7. Create simple rituals to acknowledge your grief. We have many rituals designed to help with grief over humans – funerals, memorials, people coming to visit, friends offering all kinds of help, and even paid time off from work. There are few such rituals for those grieving a beloved animal companion, but you can easily create your own. A simple candle lighting ceremony, with or without friends, can be very comforting. Framing a picture of Fluffy or Fido and placing it where you’ll see it each day reminds you to take a few seconds out of your day to connect with your pet. You can also make a contribution in his name, journal or write a poem about her, make him a focus of your meditation. There are many ways to honor your pet, and you can invite others to share them if you wish. Continue them for as long as it feels right.
8. Healing is a process that takes time and patience. At first, thinking about your pet will bring only tears. At some point, it will bring smiles through the tears. And eventually, it will bring smiles with gratitude for having known him or her. You can’t rush the process, but you can notice the healing signs along the way. There’s the day you enjoy the sunshine without tearing up because Fluffy used to stretch out in that sunbeam. Or the first time you walk past Fido’s picture and smile instead of crying, or the morning you wake up and don’t get that sick feeling when you remember he’s gone. These are the signs that healing is happening. Take note of them and find comfort in them.
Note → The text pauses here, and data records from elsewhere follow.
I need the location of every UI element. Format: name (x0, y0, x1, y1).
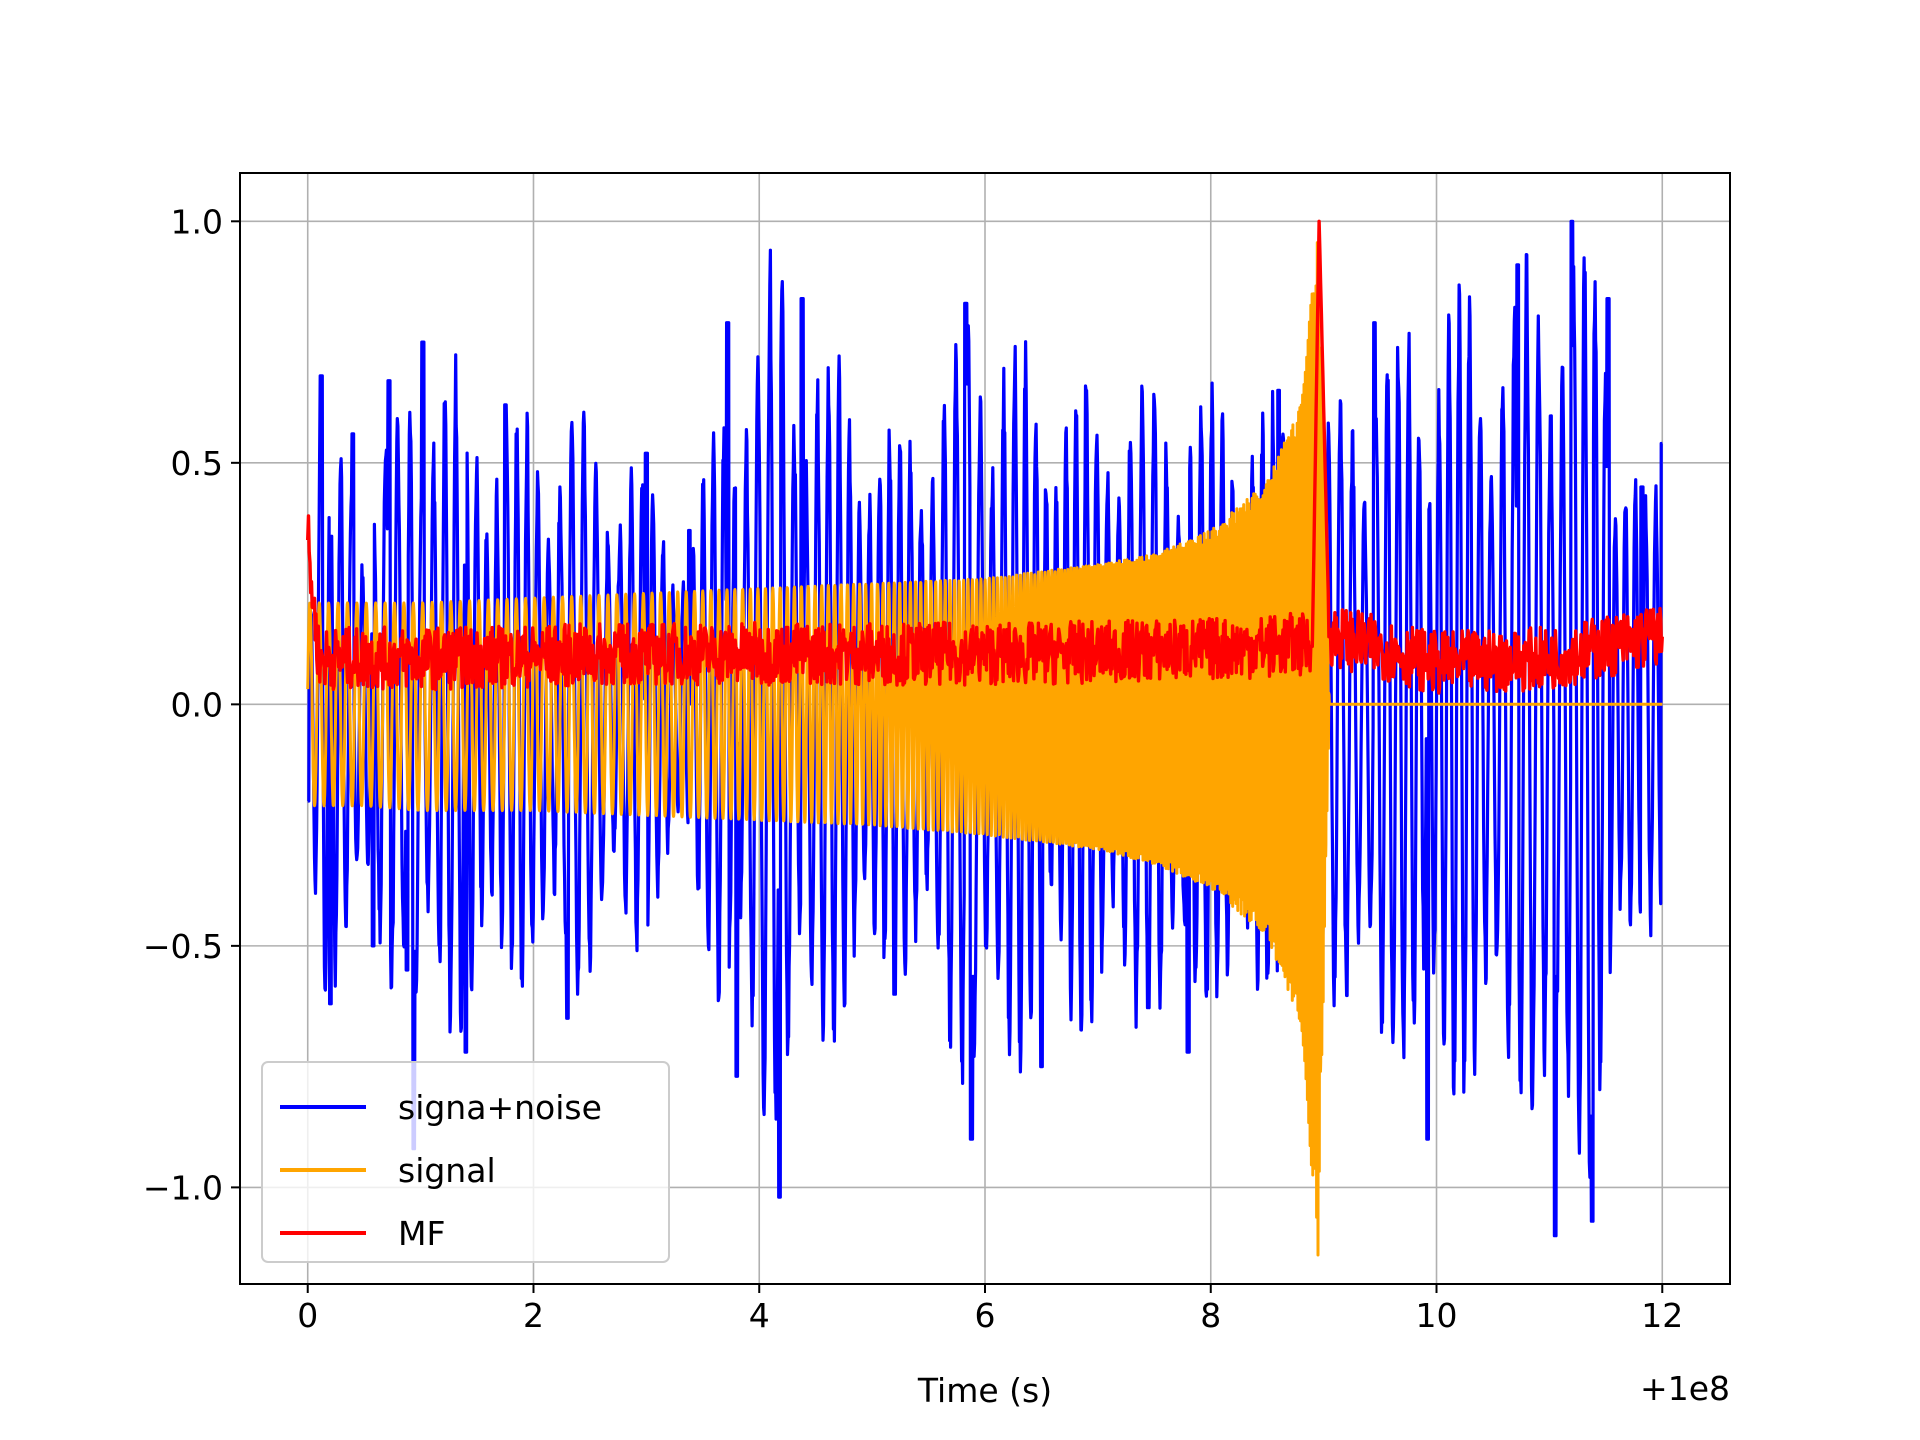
y-tick-label: −0.5 (143, 927, 223, 966)
legend-box (261, 1061, 670, 1263)
series-line-signal-noise (306, 219, 1664, 1238)
ticks: 0 2 4 6 8 10 12 −1.0 −0.5 0.0 0.5 1.0 (143, 202, 1683, 1335)
y-tick-label: 1.0 (171, 202, 223, 241)
x-tick-label: 10 (1416, 1296, 1458, 1335)
legend-label: signal (398, 1151, 496, 1190)
x-offset-label: +1e8 (1640, 1369, 1730, 1408)
x-tick-label: 2 (523, 1296, 544, 1335)
legend-label: MF (398, 1214, 445, 1253)
legend: signa+noise signal MF (261, 1061, 670, 1263)
y-tick-label: 0.5 (171, 444, 223, 483)
legend-label: signa+noise (398, 1088, 602, 1127)
x-tick-label: 12 (1641, 1296, 1683, 1335)
series-line-mf (306, 219, 1664, 695)
x-axis-label: Time (s) (917, 1371, 1052, 1410)
y-tick-label: 0.0 (171, 685, 223, 724)
x-tick-label: 4 (749, 1296, 770, 1335)
x-tick-label: 8 (1200, 1296, 1221, 1335)
y-tick-label: −1.0 (143, 1168, 223, 1207)
x-tick-label: 6 (975, 1296, 996, 1335)
series-layer (306, 219, 1664, 1257)
x-tick-label: 0 (297, 1296, 318, 1335)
9. You may find that you miss having an animal, but aren’t ready to commit to a new one. In that case, consider fostering, or volunteering your time to a pet rescue. Those are great ways to test-drive a new pet relationship while doing some real good for animals who need some loving care.
10. There is support available. There was a time when people grieving animals truly had nowhere to turn, but that is beginning to change. There are now animal chaplains, pet cemeteries, bereavement counselors specializing in pet loss, and a host of online peer support groups. You can seek out any of those by Googling the term you’re looking for.